A multi-objective genetic algorithm based on two-stage reinforcement learning for green flexible shop scheduling problem considering machine speed

The consumption of energy and resources in the manufacturing industry has garnered significant attention due to the increasingly severe environmental issues. Green shop scheduling research is focused on optimizing economic and environmental indicators within the current manufacturing model. This paper specifically addresses the flexibility of job-shop scheduling problem considering machine speed (CMS-FJSP), as different machine speeds during the production process can impact energy and resource consumption. The objectives of this study include minimizing the makespan, total energy consumption, and tool wear.

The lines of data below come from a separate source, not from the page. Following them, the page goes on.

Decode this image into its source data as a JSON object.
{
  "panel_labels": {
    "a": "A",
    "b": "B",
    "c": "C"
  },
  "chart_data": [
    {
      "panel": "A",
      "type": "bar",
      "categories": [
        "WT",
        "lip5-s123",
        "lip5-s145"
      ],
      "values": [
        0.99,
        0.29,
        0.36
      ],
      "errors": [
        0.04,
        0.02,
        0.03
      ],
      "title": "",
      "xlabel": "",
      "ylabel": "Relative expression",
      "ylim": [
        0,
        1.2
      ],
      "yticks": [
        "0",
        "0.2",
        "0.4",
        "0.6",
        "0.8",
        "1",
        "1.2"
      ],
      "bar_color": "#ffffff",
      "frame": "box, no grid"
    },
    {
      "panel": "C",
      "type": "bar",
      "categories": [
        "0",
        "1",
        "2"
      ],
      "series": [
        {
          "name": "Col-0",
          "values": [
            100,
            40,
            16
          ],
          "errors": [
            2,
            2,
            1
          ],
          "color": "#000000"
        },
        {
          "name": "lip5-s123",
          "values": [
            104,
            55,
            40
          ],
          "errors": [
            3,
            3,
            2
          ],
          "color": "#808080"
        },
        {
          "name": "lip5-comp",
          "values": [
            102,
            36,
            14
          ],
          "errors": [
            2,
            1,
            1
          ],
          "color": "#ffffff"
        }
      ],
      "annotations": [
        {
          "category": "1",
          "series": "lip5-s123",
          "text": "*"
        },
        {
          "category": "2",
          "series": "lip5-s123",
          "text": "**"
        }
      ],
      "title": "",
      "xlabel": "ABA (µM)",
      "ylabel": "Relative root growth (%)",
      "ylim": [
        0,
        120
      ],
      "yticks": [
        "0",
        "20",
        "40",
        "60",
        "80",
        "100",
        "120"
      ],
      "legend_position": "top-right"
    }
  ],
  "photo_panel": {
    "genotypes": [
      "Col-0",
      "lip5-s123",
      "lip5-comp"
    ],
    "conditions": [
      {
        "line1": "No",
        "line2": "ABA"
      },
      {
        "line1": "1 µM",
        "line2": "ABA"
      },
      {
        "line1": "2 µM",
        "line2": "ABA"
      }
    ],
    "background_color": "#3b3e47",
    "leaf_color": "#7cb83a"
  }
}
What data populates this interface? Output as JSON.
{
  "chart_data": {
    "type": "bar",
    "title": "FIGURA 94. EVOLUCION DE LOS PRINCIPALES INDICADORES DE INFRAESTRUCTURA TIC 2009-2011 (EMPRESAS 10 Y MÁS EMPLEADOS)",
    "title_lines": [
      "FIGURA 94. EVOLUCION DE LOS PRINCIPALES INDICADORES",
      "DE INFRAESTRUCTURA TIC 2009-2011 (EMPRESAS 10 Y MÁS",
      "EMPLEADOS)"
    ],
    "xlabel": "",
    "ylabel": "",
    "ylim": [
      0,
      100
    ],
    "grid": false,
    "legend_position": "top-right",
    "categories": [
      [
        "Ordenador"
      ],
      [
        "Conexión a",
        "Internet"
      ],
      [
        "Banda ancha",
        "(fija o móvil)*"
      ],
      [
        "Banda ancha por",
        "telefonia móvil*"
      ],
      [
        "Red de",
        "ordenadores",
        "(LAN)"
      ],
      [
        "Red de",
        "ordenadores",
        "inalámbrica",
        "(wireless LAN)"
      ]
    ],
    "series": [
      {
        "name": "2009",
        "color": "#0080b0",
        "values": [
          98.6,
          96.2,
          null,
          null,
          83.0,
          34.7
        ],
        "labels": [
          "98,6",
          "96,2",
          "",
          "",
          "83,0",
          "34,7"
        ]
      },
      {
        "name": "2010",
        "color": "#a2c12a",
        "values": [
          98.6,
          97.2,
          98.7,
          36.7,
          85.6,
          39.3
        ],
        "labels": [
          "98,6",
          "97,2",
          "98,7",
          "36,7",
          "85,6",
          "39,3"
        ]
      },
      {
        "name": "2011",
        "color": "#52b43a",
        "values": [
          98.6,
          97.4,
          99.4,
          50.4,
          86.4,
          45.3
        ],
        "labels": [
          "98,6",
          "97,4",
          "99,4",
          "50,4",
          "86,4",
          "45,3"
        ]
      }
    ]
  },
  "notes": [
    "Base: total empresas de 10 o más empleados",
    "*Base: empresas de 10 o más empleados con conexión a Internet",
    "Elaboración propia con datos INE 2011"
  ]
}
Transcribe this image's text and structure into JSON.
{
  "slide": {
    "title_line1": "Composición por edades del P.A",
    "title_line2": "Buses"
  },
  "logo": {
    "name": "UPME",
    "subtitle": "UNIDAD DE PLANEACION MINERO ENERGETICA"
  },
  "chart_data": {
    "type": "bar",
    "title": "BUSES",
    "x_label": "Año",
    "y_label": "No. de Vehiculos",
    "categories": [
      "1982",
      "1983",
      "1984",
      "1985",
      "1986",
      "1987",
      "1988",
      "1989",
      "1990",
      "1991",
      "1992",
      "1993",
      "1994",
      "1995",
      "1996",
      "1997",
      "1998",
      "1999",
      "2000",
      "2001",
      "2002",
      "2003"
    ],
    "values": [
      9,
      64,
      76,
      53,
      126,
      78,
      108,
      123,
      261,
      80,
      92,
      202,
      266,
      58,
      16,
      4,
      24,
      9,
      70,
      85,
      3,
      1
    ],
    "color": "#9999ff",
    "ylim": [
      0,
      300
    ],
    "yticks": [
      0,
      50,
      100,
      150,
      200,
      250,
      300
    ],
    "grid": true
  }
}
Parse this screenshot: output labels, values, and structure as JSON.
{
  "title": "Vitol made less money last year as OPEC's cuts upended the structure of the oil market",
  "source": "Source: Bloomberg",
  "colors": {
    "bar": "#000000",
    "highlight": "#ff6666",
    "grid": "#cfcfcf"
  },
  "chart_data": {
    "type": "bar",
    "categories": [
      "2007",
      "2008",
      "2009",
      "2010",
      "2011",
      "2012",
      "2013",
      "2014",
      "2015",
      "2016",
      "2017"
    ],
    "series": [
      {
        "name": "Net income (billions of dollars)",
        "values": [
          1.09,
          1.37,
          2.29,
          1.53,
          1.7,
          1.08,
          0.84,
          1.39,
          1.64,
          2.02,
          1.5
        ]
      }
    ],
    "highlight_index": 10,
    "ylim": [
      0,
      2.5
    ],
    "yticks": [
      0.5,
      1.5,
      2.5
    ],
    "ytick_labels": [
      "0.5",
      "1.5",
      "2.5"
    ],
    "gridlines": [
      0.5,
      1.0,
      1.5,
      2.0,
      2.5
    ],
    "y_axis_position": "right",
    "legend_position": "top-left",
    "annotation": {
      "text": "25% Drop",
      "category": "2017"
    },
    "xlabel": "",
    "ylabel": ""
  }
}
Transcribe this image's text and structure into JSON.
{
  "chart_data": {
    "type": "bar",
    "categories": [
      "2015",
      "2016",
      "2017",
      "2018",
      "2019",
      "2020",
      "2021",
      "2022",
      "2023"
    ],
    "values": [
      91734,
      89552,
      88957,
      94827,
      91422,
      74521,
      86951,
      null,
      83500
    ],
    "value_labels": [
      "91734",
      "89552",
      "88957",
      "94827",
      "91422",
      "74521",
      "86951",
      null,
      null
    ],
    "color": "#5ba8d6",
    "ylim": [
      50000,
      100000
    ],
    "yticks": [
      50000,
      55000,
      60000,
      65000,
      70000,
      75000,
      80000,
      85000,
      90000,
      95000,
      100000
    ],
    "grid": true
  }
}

To tackle this problem, a multi-objective genetic algorithm that incorporates a two-stage reinforcement learning approach is proposed. In light of the characteristics of the problem, a three-layer encoding approach is suggested, which encompasses machine allocation, operation sequencing, and machine speed selection. Additionally, a decoding method that integrates energy-saving strategies is proposed to enhance the optimization process. To improve the quality of the population, three distinct initialization methods have been developed. Furthermore, a parameter adjustment strategy informed by two-stage reinforcement learning is introduced. This strategy incorporates a state set and action set tailored to the unique characteristics of two-stage reinforcement learning, alongside corresponding reward mechanisms. In 30 test cases, the proposed algorithm demonstrates superior uniformity and convergence compared to five classical algorithms. In a practical case within a hydraulic component production workshop conducted at a hydraulic component company, the proposed algorithm generates 26 scheduling schemes with different focuses, achieving a 14.39% reduction in makespan, a 2.13% decrease in energy consumption, and a 10.65% reduction in tool wear.